Stopped off to explore Wall Springs Park yesterday afternoon. After a bit of a wander I settled on the bench on a fishing pier to relax in the cool air left behind by a midday storm.

Though I was the only human in the area I wasn’t alone: Anhingas were drying out in the mangroves, a Great Blue Heron patiently hunted in the mud, and Ospreys hovered overhead. They were all just as aware of my presence and kept their respective distances.

The little creature on the railing beside me, however, was a whole nother story. This Mangrove Marsh Crab (Sesarma curacaoense) wasn’t perturbed by me at all. In fact, I had to move my arm so this terrestrial crab could continue on its way!

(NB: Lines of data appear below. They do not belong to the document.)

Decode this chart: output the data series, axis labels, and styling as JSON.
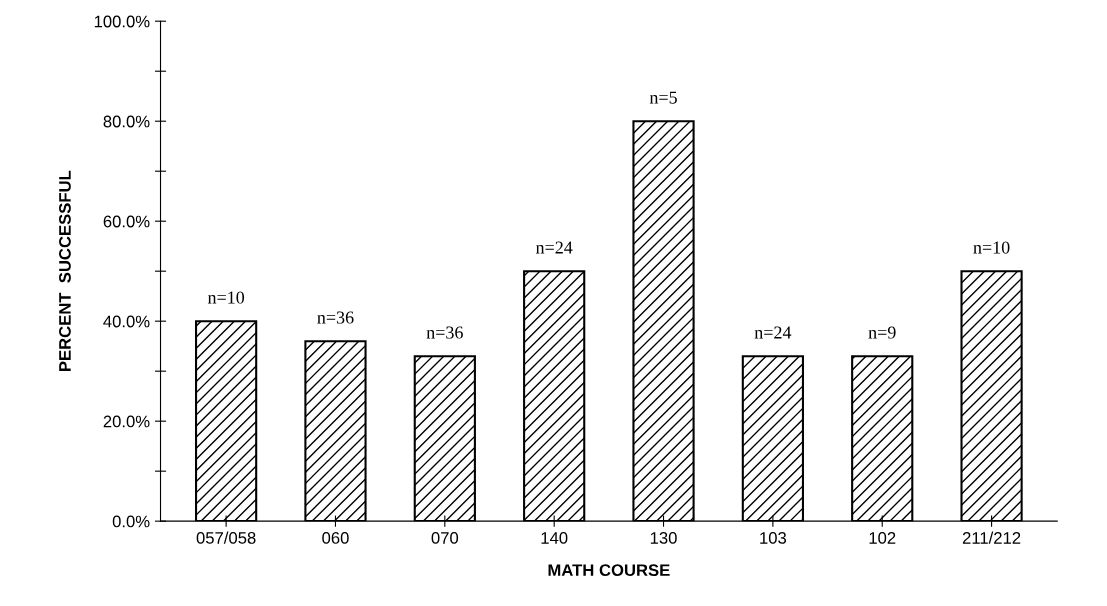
{
  "chart_data": {
    "type": "bar",
    "xlabel": "MATH COURSE",
    "ylabel": "PERCENT  SUCCESSFUL",
    "categories": [
      "057/058",
      "060",
      "070",
      "140",
      "130",
      "103",
      "102",
      "211/212"
    ],
    "values": [
      40,
      36,
      33,
      50,
      80,
      33,
      33,
      50
    ],
    "color": "#000000",
    "ylim": [
      0,
      100
    ],
    "yticks": [
      {
        "value": 0,
        "label": "0.0%"
      },
      {
        "value": 10,
        "label": null
      },
      {
        "value": 20,
        "label": "20.0%"
      },
      {
        "value": 30,
        "label": null
      },
      {
        "value": 40,
        "label": "40.0%"
      },
      {
        "value": 50,
        "label": null
      },
      {
        "value": 60,
        "label": "60.0%"
      },
      {
        "value": 70,
        "label": null
      },
      {
        "value": 80,
        "label": "80.0%"
      },
      {
        "value": 90,
        "label": null
      },
      {
        "value": 100,
        "label": "100.0%"
      }
    ],
    "annotations": [
      {
        "text": "n=10",
        "x": "057/058",
        "y": 40
      },
      {
        "text": "n=36",
        "x": "060",
        "y": 36
      },
      {
        "text": "n=36",
        "x": "070",
        "y": 33
      },
      {
        "text": "n=24",
        "x": "140",
        "y": 50
      },
      {
        "text": "n=5",
        "x": "130",
        "y": 80
      },
      {
        "text": "n=24",
        "x": "103",
        "y": 33
      },
      {
        "text": "n=9",
        "x": "102",
        "y": 33
      },
      {
        "text": "n=10",
        "x": "211/212",
        "y": 50
      }
    ]
  }
}
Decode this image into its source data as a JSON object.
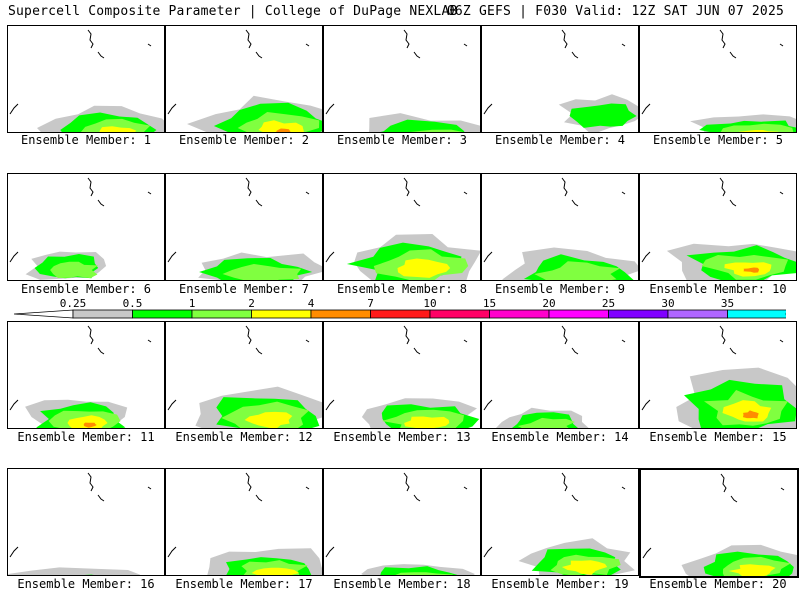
{
  "header": {
    "title_left": "Supercell Composite Parameter | College of DuPage NEXLAB",
    "title_right": "06Z GEFS | F030 Valid: 12Z SAT JUN 07 2025"
  },
  "member_label_prefix": "Ensemble Member:",
  "members": [
    {
      "label": "Ensemble Member: 1"
    },
    {
      "label": "Ensemble Member: 2"
    },
    {
      "label": "Ensemble Member: 3"
    },
    {
      "label": "Ensemble Member: 4"
    },
    {
      "label": "Ensemble Member: 5"
    },
    {
      "label": "Ensemble Member: 6"
    },
    {
      "label": "Ensemble Member: 7"
    },
    {
      "label": "Ensemble Member: 8"
    },
    {
      "label": "Ensemble Member: 9"
    },
    {
      "label": "Ensemble Member: 10"
    },
    {
      "label": "Ensemble Member: 11"
    },
    {
      "label": "Ensemble Member: 12"
    },
    {
      "label": "Ensemble Member: 13"
    },
    {
      "label": "Ensemble Member: 14"
    },
    {
      "label": "Ensemble Member: 15"
    },
    {
      "label": "Ensemble Member: 16"
    },
    {
      "label": "Ensemble Member: 17"
    },
    {
      "label": "Ensemble Member: 18"
    },
    {
      "label": "Ensemble Member: 19"
    },
    {
      "label": "Ensemble Member: 20"
    }
  ],
  "colorbar": {
    "labels": [
      "0.25",
      "0.5",
      "1",
      "2",
      "4",
      "7",
      "10",
      "15",
      "20",
      "25",
      "30",
      "35"
    ],
    "colors": [
      "#c8c8c8",
      "#00ff00",
      "#80ff40",
      "#ffff00",
      "#ff8c00",
      "#ff1a1a",
      "#ff0066",
      "#ff00cc",
      "#ff00ff",
      "#8000ff",
      "#b066ff",
      "#00ffff"
    ]
  }
}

A few minutes later, a couple aquatic mammals caught my attention as they glided through the flat water. What a lovely way to wrap up the day!

Head Shot

It was incredibly hot and humid that afternoon, in other words, it was a typical summer day in Florida. I pulled into a convenience store to purchase a refreshing iced beverage and, strangely enough, parked next to a Sandhill Crane.

Smartly standing in the shade of a small tree, the bird had no interest in leaving so I was able to snap a few photos. In lieu of sweating, the crane was gular fluttering (like panting) in an effort to cool down.

A bit of research and I learned that this is actually a subspecies, known as the Florida Sandhill Crane (Antigone canadensis pratensis). If it had been during the winter I would not have been able to differentiate this crane from the migratory Greater Sandhill Crane (Antigone canadensis tabida).